I am currently trying to use the AutoMLStep to train a machine learning model, register it in the workspace, and use it for inference as a deserialized model. My current project folder/file structure is the following:
project/
│
├── src/
│
├──data_prep.py
├──register_model.py
├── pipeline.py
(mostly basing my work on https://learn.microsoft.com/en-us/azure/machine-learning/v1/how-to-use-automlstep-in-pipelines) In the pipeline.py script, I create my pipeline PythonScriptStep objects (2 in this case) as well as the AutoMLStep. The AutoMLStep is defined as follow:
train_step = AutoMLStep(name='AutoML_Classification',
automl_config=automl_config,
passthru_automl_config=False,
outputs=[metrics_data, model_data],
allow_reuse=True)
Where:
metrics_data = PipelineData(name='metrics_data',
datastore=blobstore,
pipeline_output_name=metrics_output_name,
training_output=TrainingOutput(type='Metrics'))
model_data = PipelineData(name='model_data',
datastore=blobstore,
pipeline_output_name='best_model_ticketing',
training_output=TrainingOutput(type='Model'))

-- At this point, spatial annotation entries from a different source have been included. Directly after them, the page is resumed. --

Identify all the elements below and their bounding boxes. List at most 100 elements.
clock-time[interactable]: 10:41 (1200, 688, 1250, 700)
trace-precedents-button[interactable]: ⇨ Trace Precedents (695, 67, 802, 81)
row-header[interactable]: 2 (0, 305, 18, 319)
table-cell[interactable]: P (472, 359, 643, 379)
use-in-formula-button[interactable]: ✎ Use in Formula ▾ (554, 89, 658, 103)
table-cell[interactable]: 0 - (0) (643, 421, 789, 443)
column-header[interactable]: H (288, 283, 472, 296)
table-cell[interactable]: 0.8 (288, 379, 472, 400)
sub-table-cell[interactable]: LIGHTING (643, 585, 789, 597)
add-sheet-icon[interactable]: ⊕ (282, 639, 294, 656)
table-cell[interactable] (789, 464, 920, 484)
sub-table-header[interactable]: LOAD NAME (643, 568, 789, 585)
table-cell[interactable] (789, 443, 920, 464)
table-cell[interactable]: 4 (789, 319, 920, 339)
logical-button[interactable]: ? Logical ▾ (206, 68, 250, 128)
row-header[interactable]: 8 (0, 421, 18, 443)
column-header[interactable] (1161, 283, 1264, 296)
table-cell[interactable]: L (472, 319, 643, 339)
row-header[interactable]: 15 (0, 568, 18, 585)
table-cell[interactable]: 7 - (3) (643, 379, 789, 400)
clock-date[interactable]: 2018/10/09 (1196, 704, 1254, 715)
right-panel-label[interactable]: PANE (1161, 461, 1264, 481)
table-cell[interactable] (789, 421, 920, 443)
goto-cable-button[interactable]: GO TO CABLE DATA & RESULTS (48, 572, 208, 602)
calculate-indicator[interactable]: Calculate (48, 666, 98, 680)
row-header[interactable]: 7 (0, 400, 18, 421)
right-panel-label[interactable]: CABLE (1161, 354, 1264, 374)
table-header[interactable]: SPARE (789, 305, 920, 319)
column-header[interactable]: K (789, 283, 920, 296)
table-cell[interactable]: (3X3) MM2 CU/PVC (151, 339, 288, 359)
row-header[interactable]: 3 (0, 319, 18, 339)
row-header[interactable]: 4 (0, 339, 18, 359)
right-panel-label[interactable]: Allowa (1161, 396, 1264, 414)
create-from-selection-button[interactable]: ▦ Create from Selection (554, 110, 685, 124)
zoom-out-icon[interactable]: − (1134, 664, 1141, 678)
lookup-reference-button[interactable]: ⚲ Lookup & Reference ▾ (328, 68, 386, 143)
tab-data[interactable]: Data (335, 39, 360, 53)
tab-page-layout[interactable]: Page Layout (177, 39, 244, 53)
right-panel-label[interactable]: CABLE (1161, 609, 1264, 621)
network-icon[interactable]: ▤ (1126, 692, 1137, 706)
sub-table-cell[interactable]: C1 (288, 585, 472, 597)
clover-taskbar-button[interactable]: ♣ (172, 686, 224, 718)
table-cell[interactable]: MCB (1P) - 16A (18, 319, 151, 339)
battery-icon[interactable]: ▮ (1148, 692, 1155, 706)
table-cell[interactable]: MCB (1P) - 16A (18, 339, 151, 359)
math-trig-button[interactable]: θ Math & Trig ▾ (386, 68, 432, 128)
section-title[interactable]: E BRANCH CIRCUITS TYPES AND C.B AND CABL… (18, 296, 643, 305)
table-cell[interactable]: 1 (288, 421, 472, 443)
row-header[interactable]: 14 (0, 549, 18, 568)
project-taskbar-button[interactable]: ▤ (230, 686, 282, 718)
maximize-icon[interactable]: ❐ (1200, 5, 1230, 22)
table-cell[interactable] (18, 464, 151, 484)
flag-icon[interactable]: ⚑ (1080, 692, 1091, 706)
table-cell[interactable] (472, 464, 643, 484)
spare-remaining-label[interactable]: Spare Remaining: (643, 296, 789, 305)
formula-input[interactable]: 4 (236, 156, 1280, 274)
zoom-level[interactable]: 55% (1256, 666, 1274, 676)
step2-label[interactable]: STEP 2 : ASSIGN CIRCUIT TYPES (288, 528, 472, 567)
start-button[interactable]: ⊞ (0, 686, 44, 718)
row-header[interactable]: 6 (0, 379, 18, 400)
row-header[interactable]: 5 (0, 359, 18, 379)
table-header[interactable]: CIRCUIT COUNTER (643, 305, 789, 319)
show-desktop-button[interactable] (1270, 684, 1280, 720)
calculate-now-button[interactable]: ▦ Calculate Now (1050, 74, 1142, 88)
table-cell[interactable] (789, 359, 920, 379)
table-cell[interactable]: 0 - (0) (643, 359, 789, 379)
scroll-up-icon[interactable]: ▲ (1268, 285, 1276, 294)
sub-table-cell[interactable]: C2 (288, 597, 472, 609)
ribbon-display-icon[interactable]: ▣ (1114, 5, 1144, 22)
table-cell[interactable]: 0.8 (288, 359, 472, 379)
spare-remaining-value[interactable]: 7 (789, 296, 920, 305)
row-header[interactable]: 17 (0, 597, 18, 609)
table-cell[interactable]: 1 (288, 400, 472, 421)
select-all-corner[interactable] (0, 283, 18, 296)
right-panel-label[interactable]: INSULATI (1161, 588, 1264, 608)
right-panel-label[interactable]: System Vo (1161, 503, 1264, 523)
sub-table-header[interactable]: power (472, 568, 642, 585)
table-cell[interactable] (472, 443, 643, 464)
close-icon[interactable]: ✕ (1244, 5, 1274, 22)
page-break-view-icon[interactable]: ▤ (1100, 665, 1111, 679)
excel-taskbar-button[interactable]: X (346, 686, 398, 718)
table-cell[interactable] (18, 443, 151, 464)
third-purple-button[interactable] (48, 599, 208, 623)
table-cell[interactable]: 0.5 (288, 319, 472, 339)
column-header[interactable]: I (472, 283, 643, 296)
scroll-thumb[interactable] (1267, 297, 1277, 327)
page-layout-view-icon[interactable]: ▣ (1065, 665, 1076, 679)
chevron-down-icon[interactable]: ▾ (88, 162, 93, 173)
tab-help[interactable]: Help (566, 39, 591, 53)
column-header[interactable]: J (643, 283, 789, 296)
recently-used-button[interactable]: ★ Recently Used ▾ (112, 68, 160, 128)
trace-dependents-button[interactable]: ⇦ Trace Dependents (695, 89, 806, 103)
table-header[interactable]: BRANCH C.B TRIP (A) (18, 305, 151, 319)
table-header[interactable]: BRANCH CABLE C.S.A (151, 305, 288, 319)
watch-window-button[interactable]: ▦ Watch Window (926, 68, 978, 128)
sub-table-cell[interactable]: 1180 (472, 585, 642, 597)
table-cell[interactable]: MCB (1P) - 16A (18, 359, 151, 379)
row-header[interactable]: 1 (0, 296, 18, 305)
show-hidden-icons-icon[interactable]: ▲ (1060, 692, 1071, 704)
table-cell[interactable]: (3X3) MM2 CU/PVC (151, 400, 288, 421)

For the register_model.py script, which is the last step in my pipeline sequence, I want to register the model, and use it to make predictions. I've tried the following:
from azureml.core.model import Model, Dataset
from azureml.core.run import Run, _OfflineRun
from azureml.core import Workspace
import argparse
import os
import pickle
from azureml.pipeline.core import PipelineRun
from azureml.pipeline.steps.automl_step import AutoMLStepRun
parser = argparse.ArgumentParser()
parser.add_argument("--model_name", required=True)
parser.add_argument("--model_path", required=True)
args = parser.parse_args()
run = Run.get_context()
ws = Workspace.from_config() if type(run) == _OfflineRun else run.experiment.workspace
pipeline_run_id = run.parent.id
pipeline_run = PipelineRun(experiment=run.experiment, run_id=pipeline_run_id) # This is the Pipeline run, that orchestrates the overall pipeline
best_model_output = pipeline_run.get_pipeline_output('best_model_ticketing')
num_file_downloaded = best_model_output.download('.', show_progress=True)
model_filename = best_model_output._path_on_datastore
with open(model_filename, "rb" ) as f:
best_model = pickle.load(f)
file_name = f"../outputs/model/{args.model_name}.pkl"
os.makedirs(os.path.dirname(file_name), exist_ok=True)
pickle.dump(value = best_model, filename = file_name)
print("Pickeling of model complete")
# Register model in AzureML
model = Model.register(model_path = file_name,
model_name = args.model_name,
description = "Model, with Hyperparameters Tuned",
workspace = ws)
Which leads to
Traceback (most recent call last):
File "src/register_model.py", line 26, in <module>
best_model = pickle.load(f)
EOFError: Ran out of input
Ideally, to integrate this with my current project script, I'd like to use a similar approach to this:
# Begin pickling the model
# non AutoML training done prior to this to create best_xgb_model in same script
print("Begin pickling the model")
model_name = args.registered_model_name
# save model in ./model
print("Exporting model as a .pkl")
import os
file_name = f"../outputs/model/{model_name}.pkl"
os.makedirs(os.path.dirname(file_name), exist_ok=True)
joblib.dump(value = best_xgb_model, filename = file_name)
print("Pickeling of model complete")
# Register model in AzureML
print("Registering Model with AzureML")
model = Model.register(
model_path = file_name,
model_name = model_name,
description = "Model, with Hyperparameters Tuned",
workspace = ws
)
Which allows the model to be used this way:
model_path = Model.get_model_path(model_name = args.registered_model_name, _workspace=ws) # get path of *latest* model
# Deserialize the model file back into xgb model
best_xgb_model = joblib.load(model_path)
Bottom line of all this is how can I retrieve the AutoMLStep best fitted model in the following step(register_model.py), in such a way that I can use a joblib.dump, register the model, and load for predictions. I've tried registering the model directly (doesnt save the model as .pkl file) and wasn't able to use for inference with the get_model_path.
Help would be greatly appreciated.